In the search for resistant varieties, over 1000 wheat lines have been grown in Kenya, which has been a large accomplishment, since winter wheat does not naturally grow in Kenya, and needs to be started in a growth chamber and then transplanting those plants by hand out in the field.

Another breakthrough occurred last year when scientists were able to complete sequencing the Ug99 organism, which gives scientists the ability to understand how the organism operates. That may help them in developing wheat lines that are resistant. But this isn't going to happen overnight, especially since genetically modified wheat is not permitted at this time.

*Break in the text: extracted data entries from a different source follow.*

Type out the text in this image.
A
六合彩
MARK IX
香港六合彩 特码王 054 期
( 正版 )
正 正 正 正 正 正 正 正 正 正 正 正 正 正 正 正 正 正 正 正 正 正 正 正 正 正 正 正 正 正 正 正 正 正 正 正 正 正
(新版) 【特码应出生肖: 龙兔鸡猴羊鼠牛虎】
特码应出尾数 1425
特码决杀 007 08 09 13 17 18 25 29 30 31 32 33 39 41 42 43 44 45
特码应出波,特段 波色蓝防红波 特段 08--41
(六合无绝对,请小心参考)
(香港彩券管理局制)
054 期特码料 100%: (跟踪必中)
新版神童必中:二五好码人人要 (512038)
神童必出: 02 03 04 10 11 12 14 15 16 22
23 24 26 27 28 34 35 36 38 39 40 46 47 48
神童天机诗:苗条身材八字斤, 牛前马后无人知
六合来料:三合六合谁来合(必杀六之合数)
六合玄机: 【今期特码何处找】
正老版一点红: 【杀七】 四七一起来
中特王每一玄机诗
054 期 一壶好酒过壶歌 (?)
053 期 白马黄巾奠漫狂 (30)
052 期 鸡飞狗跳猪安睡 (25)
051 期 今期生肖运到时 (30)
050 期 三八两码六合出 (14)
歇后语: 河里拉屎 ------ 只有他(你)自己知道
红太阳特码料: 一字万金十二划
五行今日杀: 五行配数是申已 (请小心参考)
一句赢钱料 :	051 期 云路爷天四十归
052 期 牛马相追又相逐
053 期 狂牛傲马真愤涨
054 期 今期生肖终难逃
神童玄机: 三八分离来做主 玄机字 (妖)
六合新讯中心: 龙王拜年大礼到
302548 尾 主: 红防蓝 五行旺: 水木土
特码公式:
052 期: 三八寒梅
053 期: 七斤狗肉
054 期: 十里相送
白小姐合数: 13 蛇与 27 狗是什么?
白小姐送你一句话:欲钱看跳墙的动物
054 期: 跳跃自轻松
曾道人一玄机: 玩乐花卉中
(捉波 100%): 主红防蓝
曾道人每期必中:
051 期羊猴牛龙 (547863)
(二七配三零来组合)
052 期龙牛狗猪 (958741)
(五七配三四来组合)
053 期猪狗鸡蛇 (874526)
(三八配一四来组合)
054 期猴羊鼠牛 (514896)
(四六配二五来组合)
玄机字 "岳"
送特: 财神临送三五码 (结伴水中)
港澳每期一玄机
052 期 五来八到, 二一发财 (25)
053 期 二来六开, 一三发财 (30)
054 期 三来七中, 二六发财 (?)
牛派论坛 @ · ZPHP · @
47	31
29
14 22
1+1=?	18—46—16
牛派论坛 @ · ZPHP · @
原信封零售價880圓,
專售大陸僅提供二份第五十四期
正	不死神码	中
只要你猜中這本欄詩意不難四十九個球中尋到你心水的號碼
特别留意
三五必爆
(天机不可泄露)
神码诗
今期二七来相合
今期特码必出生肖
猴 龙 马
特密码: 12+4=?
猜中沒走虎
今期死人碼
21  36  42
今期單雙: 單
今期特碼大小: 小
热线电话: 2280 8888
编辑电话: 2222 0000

“We need to turn over all of our wheat varieties in the United States in the next four or five years if we are going to stay ahead of this thing,” Peterson noted. “That's not an insignificant task. It's going to take a commitment and additional resources to make it work. And it has to be done without jeopardizing the quality of the wheats we are used to using.”

The National Association of Wheat Growers (NAWG) and the National Wheat Improvement Committee (NWIC) have been working for a number of years to secure funding from Congress to research resistance to Ug99 and will be seeking additional funding for both USDA's Agricultural Research Service and the U.S. wheat research community to address the ongoing threat.